A atual constituição foi redigida ainda na época da sangrenta ditadura do general Augusto Pinochet, mas que foi alterada em diversas oportunidades, mas mantendo aspectos autoritários da época da ditadura. Mesmo na época dos governos da esquerda chilena, como no governo socialista de Michelle Bachelet , o pacto política entre a esquerda e a direita não permitiu a convocação de uma Assembleia Constituinte para a elaboração de uma nova constituição.

O referendo sobre a constituição não acontece por acaso expressa uma situação contraditória. Por um lado, é uma evidência da profundidade da crise aberta no Chile, onde a pretensa “estabilidade” do regime foi por ladeira abaixo com as mobilizações populares no ano passado, e obrigam o regime político a uma reconfiguração institucional, pois manter o atual sistema eleitoral e institucional já não é mais possível.
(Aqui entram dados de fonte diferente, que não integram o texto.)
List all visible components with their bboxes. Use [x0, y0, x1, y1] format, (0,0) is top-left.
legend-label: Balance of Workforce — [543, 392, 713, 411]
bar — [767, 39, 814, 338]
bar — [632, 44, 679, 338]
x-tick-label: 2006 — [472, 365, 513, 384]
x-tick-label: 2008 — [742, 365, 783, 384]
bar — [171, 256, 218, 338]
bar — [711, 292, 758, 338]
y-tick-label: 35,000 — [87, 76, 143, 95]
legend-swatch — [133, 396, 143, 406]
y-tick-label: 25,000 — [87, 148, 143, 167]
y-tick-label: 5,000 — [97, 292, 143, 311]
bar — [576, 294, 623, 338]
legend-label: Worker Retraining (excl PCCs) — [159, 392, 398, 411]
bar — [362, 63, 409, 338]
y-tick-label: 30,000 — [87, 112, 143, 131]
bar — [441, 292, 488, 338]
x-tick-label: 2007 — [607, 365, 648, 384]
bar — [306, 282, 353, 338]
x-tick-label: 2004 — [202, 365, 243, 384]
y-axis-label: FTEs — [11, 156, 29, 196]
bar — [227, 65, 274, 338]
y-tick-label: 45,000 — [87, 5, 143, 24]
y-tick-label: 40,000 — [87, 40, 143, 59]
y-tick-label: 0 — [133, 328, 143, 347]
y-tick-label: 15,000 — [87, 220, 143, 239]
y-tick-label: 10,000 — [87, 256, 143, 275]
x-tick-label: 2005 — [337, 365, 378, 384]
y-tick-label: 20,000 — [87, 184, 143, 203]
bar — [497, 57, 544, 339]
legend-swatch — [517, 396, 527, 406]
Entretanto, por outro lado, no Chile a direita não foi derrotada efetivamente, fato esse que pode ser comprovado pelo fato que a direita também apoia a mudança da constituição. É um acordo entre direita e esquerda para canalizar a manifestação popular para uma recomposição do regime político, que foi profundamente contestado pelas manifestações políticas no ano passado.

Os partidos que controlam o atual regime, começando pelo partido do Presidente Sebastián Piñera contestado pela eclosão das lutas populares e estudantis procuram realizar com a colaboração da esquerda a velha máxima de “mudar para manter o poder”. Por isso, os setores fundamentais das classes dominantes chilenas apoiaram o estabelecimento de um processo constituinte, apenas um setor de extrema direita muito minoritária defendeu no plebiscito a manutenção da atual carta constitucional.

Do ponto de vista internacional, as principais potenciais imperialistas saudaram o resultado do plebiscito chileno. o Alto Representante da UE para a Política Externa, Josep Borrell, declarou

“A UE felicita o povo chileno por participar maciçamente no referendo para uma nova constituição, apesar das circunstâncias difíceis causadas pela pandemia da Covid-19” União Europeia

Essa afirmação ilustra  a posição predominante nos países imperialistas, que como a União Europeia esperam uma estabilização do regime político. Interessante notar que a União Europeia tem advogado com insistência a queda do governo Maduro na Venezuela, o que mostra que as credenciais “democráticas” do apoio ao plebiscito Chile não valem um tostão furado.

Esta colocado para as organizações dos trabalhadores e da esquerda chilena a luta independente da burguesia, desenvolvendo em primeiro lugar uma profunda desconfiança em relação às manobras “democráticas” da direita. Uma constituinte verdadeiramente democrática somente será possível, caso esteja ancorada na mobilização revolucionária das massas, que desmonte as instituições autoritárias do regime político.